Schon im ersten Wahlgang der Gesamterneuerungswahlen des Gemeinderats Wallbach gab es eine Entscheidung: Kandidatin Gabriele Hasler wurde mit 327 Stimmen bei einem absoluten Mehr von 327 im ersten Wahlgang gewählt. Die Stimmbeteiligung lag bei 57,1 Prozent. Hasler machte unter vier Bewerbern das Rennen und eroberte den durch den Rückzug von Gemeindeammann Paul Herzog frei gewordenen Sitz im Gemeinderat auf Anhieb. Mitbewerber René Koch kam mit 280 Stimmen auf Platz 2, gefolgt von Alois Jud mit 278 und von Roland Marbach-Grüter mit 228 Stimmen. Vier der fünf bisherigen Gemeinderatsmitglieder waren wieder angetreten.
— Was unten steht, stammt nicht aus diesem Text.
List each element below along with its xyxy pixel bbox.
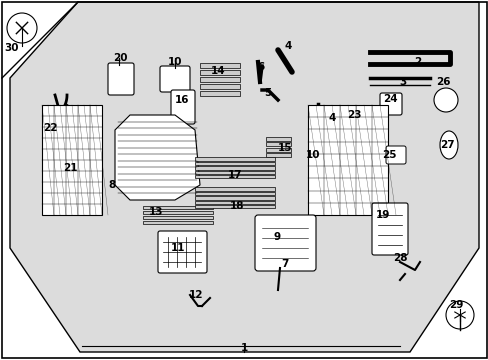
Bar bbox=[307, 105, 387, 215]
Text: 28: 28 bbox=[392, 253, 407, 263]
Bar bbox=[195, 166, 274, 170]
Text: 10: 10 bbox=[167, 57, 182, 67]
Text: 6: 6 bbox=[257, 62, 264, 72]
Text: 2: 2 bbox=[413, 57, 421, 67]
Bar bbox=[200, 70, 240, 76]
Text: 20: 20 bbox=[113, 53, 127, 63]
Bar bbox=[195, 171, 274, 174]
Text: 15: 15 bbox=[277, 143, 292, 153]
Bar bbox=[42, 105, 102, 215]
Bar bbox=[142, 206, 213, 209]
FancyBboxPatch shape bbox=[160, 66, 190, 92]
Text: 27: 27 bbox=[439, 140, 453, 150]
Text: 22: 22 bbox=[42, 123, 57, 133]
Text: 10: 10 bbox=[305, 150, 320, 160]
Bar bbox=[195, 192, 274, 195]
Bar bbox=[195, 188, 274, 191]
Bar bbox=[265, 142, 290, 146]
Text: 30: 30 bbox=[5, 43, 19, 53]
Circle shape bbox=[433, 88, 457, 112]
Polygon shape bbox=[115, 115, 200, 200]
Text: 19: 19 bbox=[375, 210, 389, 220]
Bar bbox=[195, 175, 274, 178]
Text: 4: 4 bbox=[284, 41, 291, 51]
Text: 29: 29 bbox=[448, 300, 462, 310]
Text: 7: 7 bbox=[281, 259, 288, 269]
Text: 24: 24 bbox=[382, 94, 397, 104]
FancyBboxPatch shape bbox=[254, 215, 315, 271]
Text: 23: 23 bbox=[346, 110, 361, 120]
FancyBboxPatch shape bbox=[371, 203, 407, 255]
FancyBboxPatch shape bbox=[171, 90, 195, 124]
Bar bbox=[200, 77, 240, 82]
Bar bbox=[195, 162, 274, 165]
Text: 4: 4 bbox=[327, 113, 335, 123]
Bar bbox=[265, 148, 290, 152]
Ellipse shape bbox=[439, 131, 457, 159]
Bar bbox=[142, 211, 213, 214]
FancyBboxPatch shape bbox=[385, 146, 405, 164]
Text: 18: 18 bbox=[229, 201, 244, 211]
Bar bbox=[200, 84, 240, 89]
Text: 8: 8 bbox=[108, 180, 115, 190]
Text: 5: 5 bbox=[264, 88, 271, 98]
FancyBboxPatch shape bbox=[379, 93, 401, 115]
Circle shape bbox=[445, 301, 473, 329]
FancyBboxPatch shape bbox=[108, 63, 134, 95]
Text: 25: 25 bbox=[381, 150, 395, 160]
Polygon shape bbox=[10, 2, 478, 352]
Bar bbox=[195, 205, 274, 208]
FancyBboxPatch shape bbox=[158, 231, 206, 273]
Text: 3: 3 bbox=[399, 77, 406, 87]
Bar bbox=[200, 63, 240, 68]
Text: 1: 1 bbox=[240, 343, 247, 353]
Text: 17: 17 bbox=[227, 170, 242, 180]
Text: 11: 11 bbox=[170, 243, 185, 253]
Bar bbox=[142, 216, 213, 219]
Bar bbox=[265, 136, 290, 141]
Text: 26: 26 bbox=[435, 77, 449, 87]
Bar bbox=[200, 91, 240, 96]
Text: 14: 14 bbox=[210, 66, 225, 76]
Bar bbox=[195, 196, 274, 199]
Text: 12: 12 bbox=[188, 290, 203, 300]
Text: 9: 9 bbox=[273, 232, 280, 242]
Circle shape bbox=[7, 13, 37, 43]
Text: 16: 16 bbox=[174, 95, 189, 105]
Text: 13: 13 bbox=[148, 207, 163, 217]
Bar bbox=[265, 153, 290, 157]
Bar bbox=[195, 157, 274, 161]
Text: 21: 21 bbox=[62, 163, 77, 173]
Bar bbox=[142, 220, 213, 224]
Bar bbox=[195, 201, 274, 204]
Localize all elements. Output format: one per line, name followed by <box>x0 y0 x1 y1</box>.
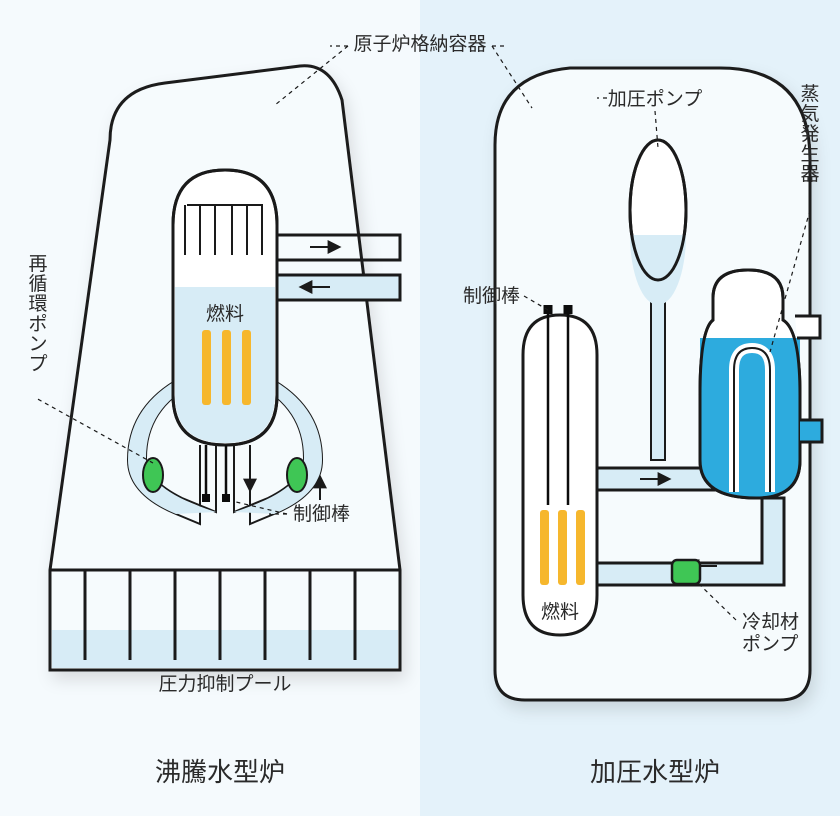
fuel-rod <box>202 330 211 405</box>
label-containment: 原子炉格納容器 <box>353 33 486 55</box>
label-pressurizer: 加圧ポンプ <box>608 88 702 110</box>
label-recirculation-pump: 再循環ポンプ <box>28 254 47 375</box>
fuel-rod <box>540 510 549 585</box>
label-fuel: 燃料 <box>206 303 244 325</box>
recirculation-pump <box>287 458 307 492</box>
suppression-pool-water <box>52 630 398 668</box>
label-suppression-pool: 圧力抑制プール <box>158 673 291 695</box>
bwr-title: 沸騰水型炉 <box>120 752 320 789</box>
control-rod <box>564 305 573 314</box>
bwr-diagram <box>50 66 400 670</box>
pwr-title: 加圧水型炉 <box>555 752 755 789</box>
fuel-rod <box>222 330 231 405</box>
pwr-rpv <box>523 315 597 635</box>
coolant-pump <box>672 560 700 584</box>
label-control-rods: 制御棒 <box>463 285 520 307</box>
control-rod <box>222 494 230 502</box>
label-fuel: 燃料 <box>541 601 579 623</box>
control-rod <box>202 494 210 502</box>
label-control-rods: 制御棒 <box>293 503 350 525</box>
label-coolant-pump: 冷却材ポンプ <box>742 611 799 655</box>
fuel-rod <box>558 510 567 585</box>
recirculation-pump <box>143 458 163 492</box>
label-steam-generator: 蒸気発生器 <box>800 83 819 185</box>
fuel-rod <box>576 510 585 585</box>
fuel-rod <box>242 330 251 405</box>
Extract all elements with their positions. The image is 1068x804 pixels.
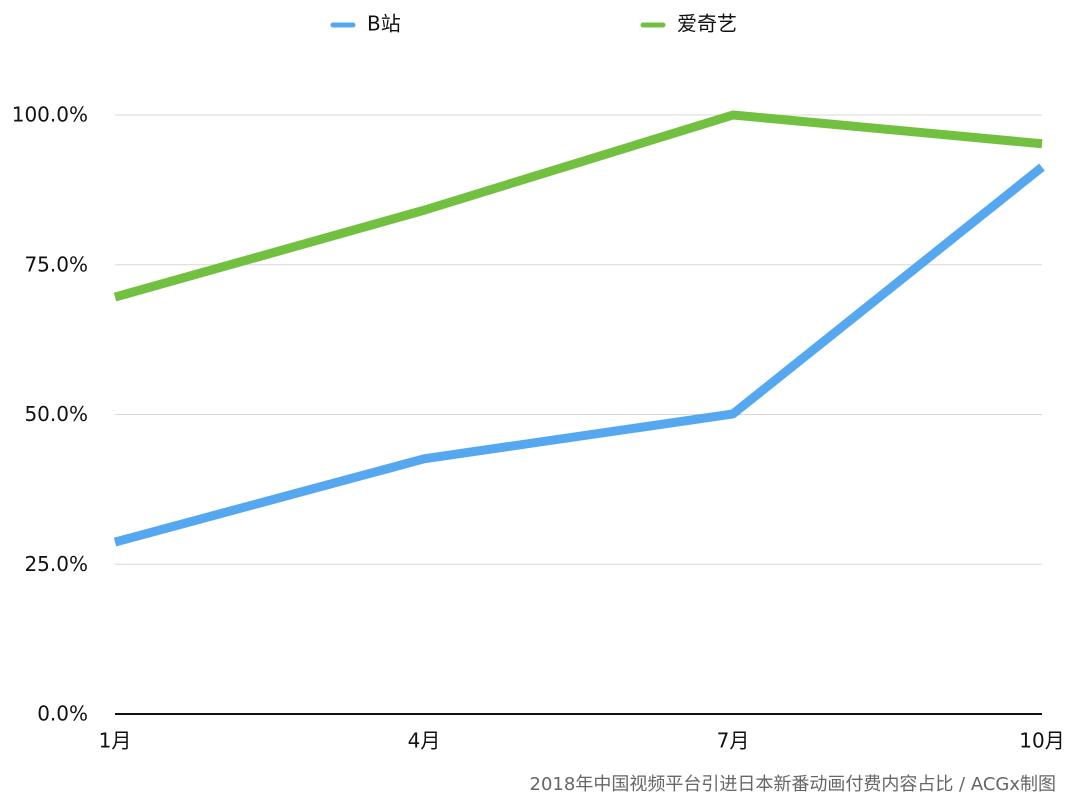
legend-label: 爱奇艺 bbox=[677, 12, 737, 36]
source-note: 2018年中国视频平台引进日本新番动画付费内容占比 / ACGx制图 bbox=[530, 774, 1056, 795]
y-tick-label: 75.0% bbox=[24, 252, 88, 276]
series-line bbox=[113, 110, 1043, 302]
y-tick-label: 50.0% bbox=[24, 402, 88, 426]
y-tick-label: 25.0% bbox=[24, 552, 88, 576]
x-tick-label: 1月 bbox=[99, 729, 132, 753]
series-line bbox=[113, 163, 1045, 547]
x-tick-label: 10月 bbox=[1019, 729, 1064, 753]
y-tick-label: 0.0% bbox=[37, 702, 88, 726]
y-tick-label: 100.0% bbox=[12, 103, 88, 127]
legend-label: B站 bbox=[367, 12, 401, 36]
x-tick-label: 7月 bbox=[717, 729, 750, 753]
x-tick-label: 4月 bbox=[408, 729, 441, 753]
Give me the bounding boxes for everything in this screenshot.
Vizeammann Roland Jegge (SVP) vereinte 458 Stimmen auf sich. Iris Pümpin (SVP) holte 411 Stimmen. Auf Werner Bitter (parteilos) entfielen 638 und auf Marion Wegner-Hänggi (Die Mitte) 509.

Wettingen: Neue Gemeindeordnung angenommen

Die Revision der Gemeindeordnung wird mit 82 Prozent gutgeheissen. Die bisher geltende Ordnung datiert aus dem Jahr 2003 und beinhaltet viele Bestimmungen, die beispielsweise bereits im kantonalen Recht geregelt sind. Die neue Gemeindeordnung umfasst daher neu noch 14 Paragrafen, vorher waren es 45.

Wohlen: 68,8 Prozent sagen Ja zu Sanierung und Teilneubau des
Schulzentrums Halde

Wohlen hat bei einer Stimmbeteiligung von 51,6% dem Bauvorhaben mit 2965 Ja gegen 1346 Nein zugestimmt. Mit einem Baukredit von 56 Mio. Franken ist es das grösste Bauvorhaben, das Wohlen je hatte. Nun können drei historische Gebäude saniert werden, dazu entstehen ein Neubau für die Primarschule sowie ein Anbau für die Bezirksschule. Der Gemeinderat freut sich sehr. In der Medienmitteilung heisst es: «Das Abstimmungsergebnis zeigt, dass die Wohlerinnen und Wohler die Notwendigkeit und den grossen Nutzen dieser Investition erkannt haben. Es ist ihnen wichtig, in die Bildung zu investieren und die Attraktivität Wohlens als Wohnort zu steigern.» (zum Artikel)

Das Baugesuch für den Standort Halde ist in Vorbereitung und wird bald öffentlich aufgelegt. Ziel ist es, die Baubewilligung im 1. Quartal 2022 zu erhalten und im 2. Quartal mit dem Bau der ersten Etappe (Bereich Primarschule) zu beginnen. Wenn alles gut läuft, so sind der sanierte Altbau und der Neubau der Primarschule im 2. Quartal 2024 bezugsbereit. Mitte 2026 ist die Inbetriebnahme des sanierten und mit einem Anbau erweiterten Bezirksschulhauses geplant.

So soll die Bezirksschule Halde in Wohlen ab 2026 aussehen.

So soll die Bezirksschule Halde in Wohlen ab 2026 aussehen.

Visualisierung: zvg

Zofingen: Revision der Gemeindeordnung angenommen

Die Revision der Gemeindeordnung kommt beim Stimmvolk durch: 3480 Ja- zu 615 Nein-Stimmen.

Andreas Zürcher (parteilos) beerbt den pensionierten Ferdinand Andermatt (CVP) als Zofinger Bezirksgerichtspräsident. Auf Platz zwei landet David Holliger (Die Mitte).